In some ways, this glossily enjoyable movie, which takes place in a Lebanese beauty parlor, is a lot closer to Hollywood than Beirut.

"Caramel" is one of the more improbable movies to come around in a while – a Lebanese comedy/drama set in a beauty salon. Even more improbable, it was written and directed by (and stars) a Lebanese woman, Nadine Labaki.

In some ways, this glossily enjoyable movie is a lot closer to Hollywood than Beirut. At times, I thought I was watching some oddball Lebanese variant on "Barbershop." You'd (almost) never know from this film that Lebanon is in political turmoil – which I suppose is Labaki's point. She's offering up sudsy escapism for audiences hungering for fantasy.

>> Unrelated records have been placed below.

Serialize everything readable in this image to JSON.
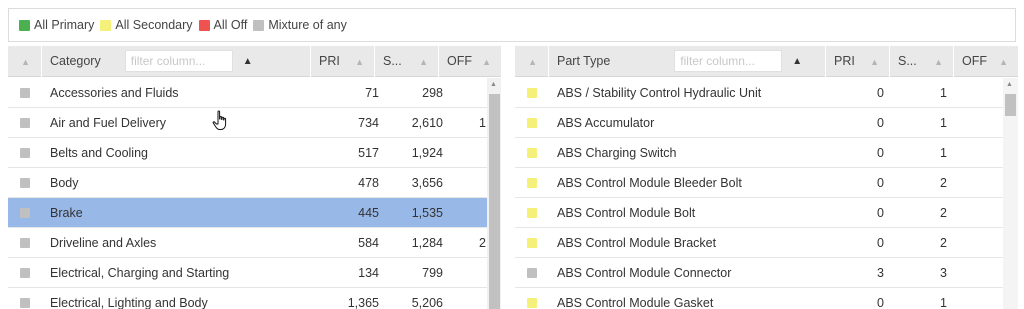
{
  "legend": [
    {
      "label": "All Primary",
      "color": "#4caf50"
    },
    {
      "label": "All Secondary",
      "color": "#f5f07a"
    },
    {
      "label": "All Off",
      "color": "#ef5350"
    },
    {
      "label": "Mixture of any",
      "color": "#c0c0c0"
    }
  ],
  "left_grid": {
    "columns": {
      "category": "Category",
      "pri": "PRI",
      "s": "S...",
      "off": "OFF"
    },
    "filter_placeholder": "filter column...",
    "rows": [
      {
        "label": "Accessories and Fluids",
        "pri": "71",
        "s": "298",
        "off": "",
        "status": "#c0c0c0",
        "selected": false
      },
      {
        "label": "Air and Fuel Delivery",
        "pri": "734",
        "s": "2,610",
        "off": "1",
        "status": "#c0c0c0",
        "selected": false
      },
      {
        "label": "Belts and Cooling",
        "pri": "517",
        "s": "1,924",
        "off": "",
        "status": "#c0c0c0",
        "selected": false
      },
      {
        "label": "Body",
        "pri": "478",
        "s": "3,656",
        "off": "",
        "status": "#c0c0c0",
        "selected": false
      },
      {
        "label": "Brake",
        "pri": "445",
        "s": "1,535",
        "off": "",
        "status": "#c0c0c0",
        "selected": true
      },
      {
        "label": "Driveline and Axles",
        "pri": "584",
        "s": "1,284",
        "off": "2",
        "status": "#c0c0c0",
        "selected": false
      },
      {
        "label": "Electrical, Charging and Starting",
        "pri": "134",
        "s": "799",
        "off": "",
        "status": "#c0c0c0",
        "selected": false
      },
      {
        "label": "Electrical, Lighting and Body",
        "pri": "1,365",
        "s": "5,206",
        "off": "",
        "status": "#c0c0c0",
        "selected": false
      }
    ]
  },
  "right_grid": {
    "columns": {
      "part_type": "Part Type",
      "pri": "PRI",
      "s": "S...",
      "off": "OFF"
    },
    "filter_placeholder": "filter column...",
    "rows": [
      {
        "label": "ABS / Stability Control Hydraulic Unit",
        "pri": "0",
        "s": "1",
        "status": "#f5f07a"
      },
      {
        "label": "ABS Accumulator",
        "pri": "0",
        "s": "1",
        "status": "#f5f07a"
      },
      {
        "label": "ABS Charging Switch",
        "pri": "0",
        "s": "1",
        "status": "#f5f07a"
      },
      {
        "label": "ABS Control Module Bleeder Bolt",
        "pri": "0",
        "s": "2",
        "status": "#f5f07a"
      },
      {
        "label": "ABS Control Module Bolt",
        "pri": "0",
        "s": "2",
        "status": "#f5f07a"
      },
      {
        "label": "ABS Control Module Bracket",
        "pri": "0",
        "s": "2",
        "status": "#f5f07a"
      },
      {
        "label": "ABS Control Module Connector",
        "pri": "3",
        "s": "3",
        "status": "#c0c0c0"
      },
      {
        "label": "ABS Control Module Gasket",
        "pri": "0",
        "s": "1",
        "status": "#f5f07a"
      }
    ]
  }
}
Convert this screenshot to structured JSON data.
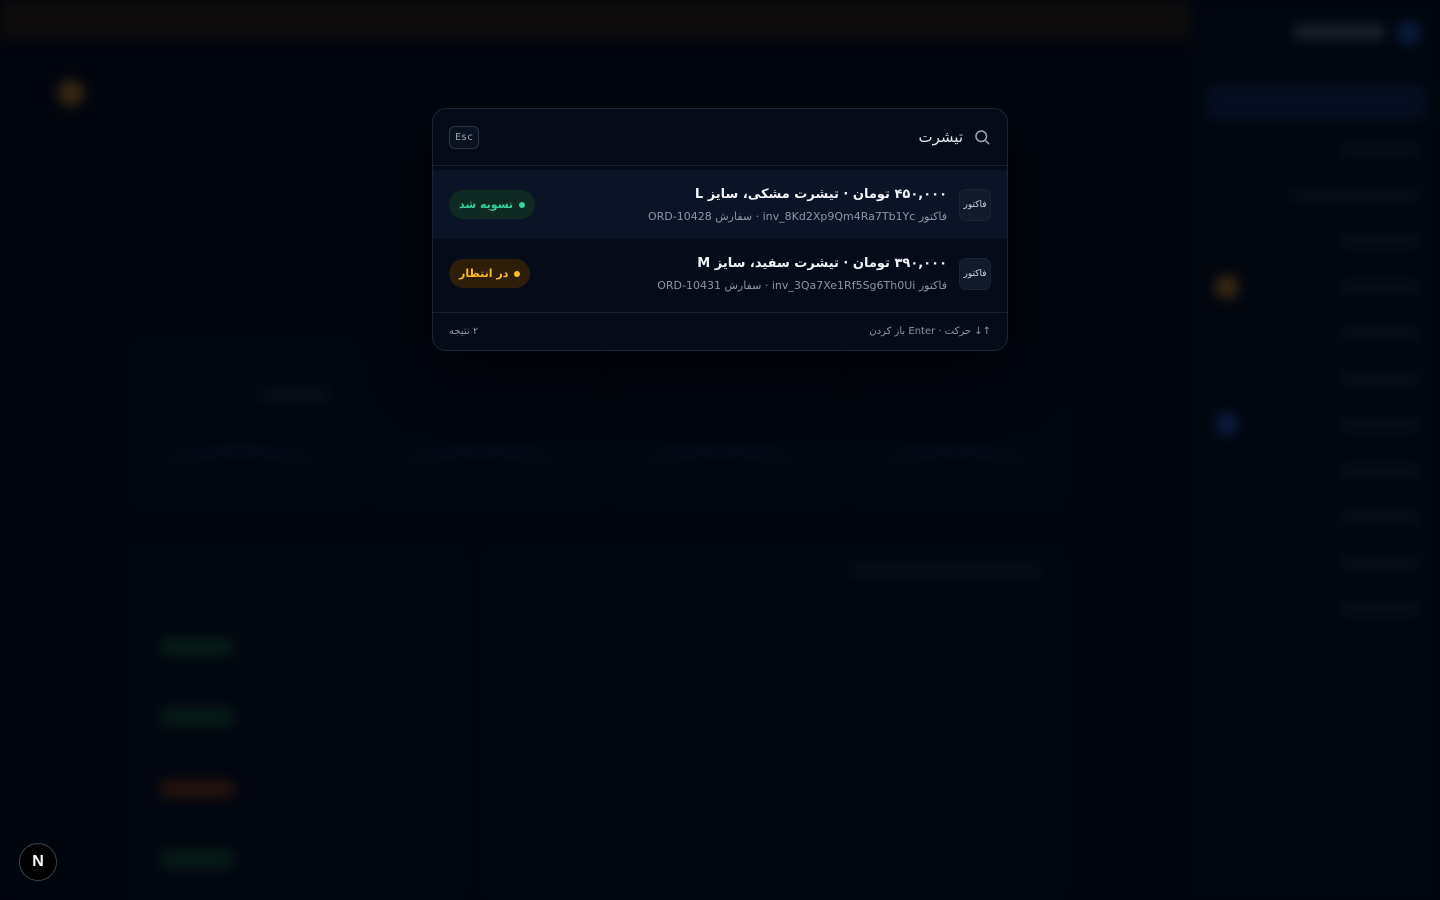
{
  "colors": {
    "background": "#020610",
    "palette_bg": "#050b18",
    "selected_row": "#0b1426",
    "paid": "#34d399",
    "pending": "#fbbf24"
  },
  "palette": {
    "search": {
      "value": "تیشرت",
      "placeholder": ""
    },
    "esc_label": "Esc",
    "results": [
      {
        "type_label": "فاکتور",
        "title": "۴۵۰,۰۰۰ تومان · تیشرت مشکی، سایز L",
        "subtitle": "فاکتور inv_8Kd2Xp9Qm4Ra7Tb1Yc · سفارش ORD-10428",
        "status": "تسویه شد",
        "status_kind": "paid",
        "selected": true
      },
      {
        "type_label": "فاکتور",
        "title": "۳۹۰,۰۰۰ تومان · تیشرت سفید، سایز M",
        "subtitle": "فاکتور inv_3Qa7Xe1Rf5Sg6Th0Ui · سفارش ORD-10431",
        "status": "در انتظار",
        "status_kind": "pending",
        "selected": false
      }
    ],
    "footer": {
      "hint": "↑↓ حرکت · Enter باز کردن",
      "count": "۲ نتیجه"
    }
  },
  "dev_badge": {
    "letter": "N"
  }
}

The film follows the highs and lows of five women: Nisrine (Yasmine Elmasri), who is about to marry a conservative Muslim but worries because she is not a virgin; Rose (Sihame Haddad), a seamstress who avoids the attentions of a debonair suitor in order to care for her older sister; Rima (Joanna Moukarzel), a mousy salon assistant who finds herself attracted to a glamorous female client in the salon; Jamale (Gisele Aouad), an aging actress; and Layale (Labaki), who owns the salon and is having an affair with a married man.

Labaki, both as actress and filmmaker, runs the show. Layale is the impresario of the salon, and her speciality – using hot caramel to strip body hair – is dispensed with great flourish. This is Labaki's first feature, although she has made numerous music videos and commercials, and at times her technique is as slick and gooey as, well, hot caramel.

Still, although "Caramel" may seem safe by Hollywood standards, it could not have been easy for a Lebanese woman to direct a film that concerns itself, however fitfully, with everything from adultery to lesbianism.

Labaki herself is an attractive performer who knows how to energize her cast members. (What she doesn't always know is how to tone them down.) Everything that happens in this movie is predictable, and yet that's part of its modest charm. Because the women in it are all spirited and engaging, we want what's best for them, and Labaki complies. In a sense, the audience is directing the movie as much as she is. In the end, what "Caramel" seems to be saying is that the Lebanese people deserve their never-never-land movies as much anybody else. Only a churl would expect this movie to puncture that bubble with bomb blasts. Grade: B

Rated PG for thematic elements involving sexuality, language, and some smoking.